Which of the following functions is larger asymptotically: $n 2^n$ or $3^n$?
If I take $\log$ on both functions and then compare, I am getting $n 2^n$ as larger, but the answer given is $3^n$. Where am I going wrong?

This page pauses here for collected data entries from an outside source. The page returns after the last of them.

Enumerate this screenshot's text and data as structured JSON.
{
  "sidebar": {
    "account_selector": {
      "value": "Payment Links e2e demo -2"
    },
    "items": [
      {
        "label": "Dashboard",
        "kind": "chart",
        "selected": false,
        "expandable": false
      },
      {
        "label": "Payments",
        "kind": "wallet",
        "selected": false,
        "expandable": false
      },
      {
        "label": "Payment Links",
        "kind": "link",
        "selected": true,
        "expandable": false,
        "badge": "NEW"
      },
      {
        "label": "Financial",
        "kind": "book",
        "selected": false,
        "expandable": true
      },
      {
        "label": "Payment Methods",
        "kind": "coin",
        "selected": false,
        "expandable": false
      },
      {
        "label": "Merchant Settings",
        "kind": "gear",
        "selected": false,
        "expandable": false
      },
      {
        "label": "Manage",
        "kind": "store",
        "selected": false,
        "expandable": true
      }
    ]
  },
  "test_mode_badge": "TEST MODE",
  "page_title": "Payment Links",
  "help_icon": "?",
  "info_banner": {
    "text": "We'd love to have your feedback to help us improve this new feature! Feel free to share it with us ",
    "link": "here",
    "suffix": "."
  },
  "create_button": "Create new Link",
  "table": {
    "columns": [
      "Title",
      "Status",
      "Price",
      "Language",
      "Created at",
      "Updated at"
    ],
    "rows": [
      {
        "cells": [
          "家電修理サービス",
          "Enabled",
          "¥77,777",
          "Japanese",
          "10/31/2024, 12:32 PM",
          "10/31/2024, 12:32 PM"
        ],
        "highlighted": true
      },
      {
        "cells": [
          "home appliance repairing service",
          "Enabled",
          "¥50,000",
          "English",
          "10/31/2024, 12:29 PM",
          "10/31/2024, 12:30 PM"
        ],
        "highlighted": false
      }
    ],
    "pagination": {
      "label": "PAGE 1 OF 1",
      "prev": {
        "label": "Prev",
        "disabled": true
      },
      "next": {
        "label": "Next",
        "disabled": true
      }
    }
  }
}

$n 2^n$ vs. $3^n$ is equivalent to comparing $\log(n 2^n)$ vs. $\log 3^n$, or $\log_2 n +n$ vs. $n \log_2 3$, now how do I proceed?
On
Let's consider $\dfrac {3^n} {n 2^n}$:
$$\frac {3^n} {n 2^n} = {\rm e} ^{\log \frac {3^n} {n 2^n}} = {\rm e} ^{\log 3^n - \log (n 2^n)} .$$
Now
$$\log (3^n) - \log (n 2^n) = n \log 3 - \log n - n \log 2 = n \left( \log 3 - \log 2 - \frac {\log n} n \right)$$
and
$$\lim \limits _{n \to \infty} \frac {\log n} n = 0, \quad \log 3 - \log 2 > 0 ,$$
so
$$\lim \limits _{n\to \infty} \frac {3^n} {n 2^n} = \infty .$$
Consider $\displaystyle f(x)=\sum_{n=0}^{\infty} x^n=\frac{1}{1-x}$ for $|x|<1$. Then $\displaystyle xf'(x)=\sum_{n=0}^{\infty} nx^n$.
Taking $x=\dfrac{2}{3}$ we see that the series for $xf'(x)$ converges and so $$ \lim_{n\to\infty}\dfrac{n 2^n}{3^n}=0 $$
This means that $3^n$ is asymptotically larger than $n2^n$.
By considering higher derivatives, we see that $3^n$ is asymptotically larger than $n^k2^n$ and so is asymptotically larger than $p(n)2^n$ for every polynomial $p$.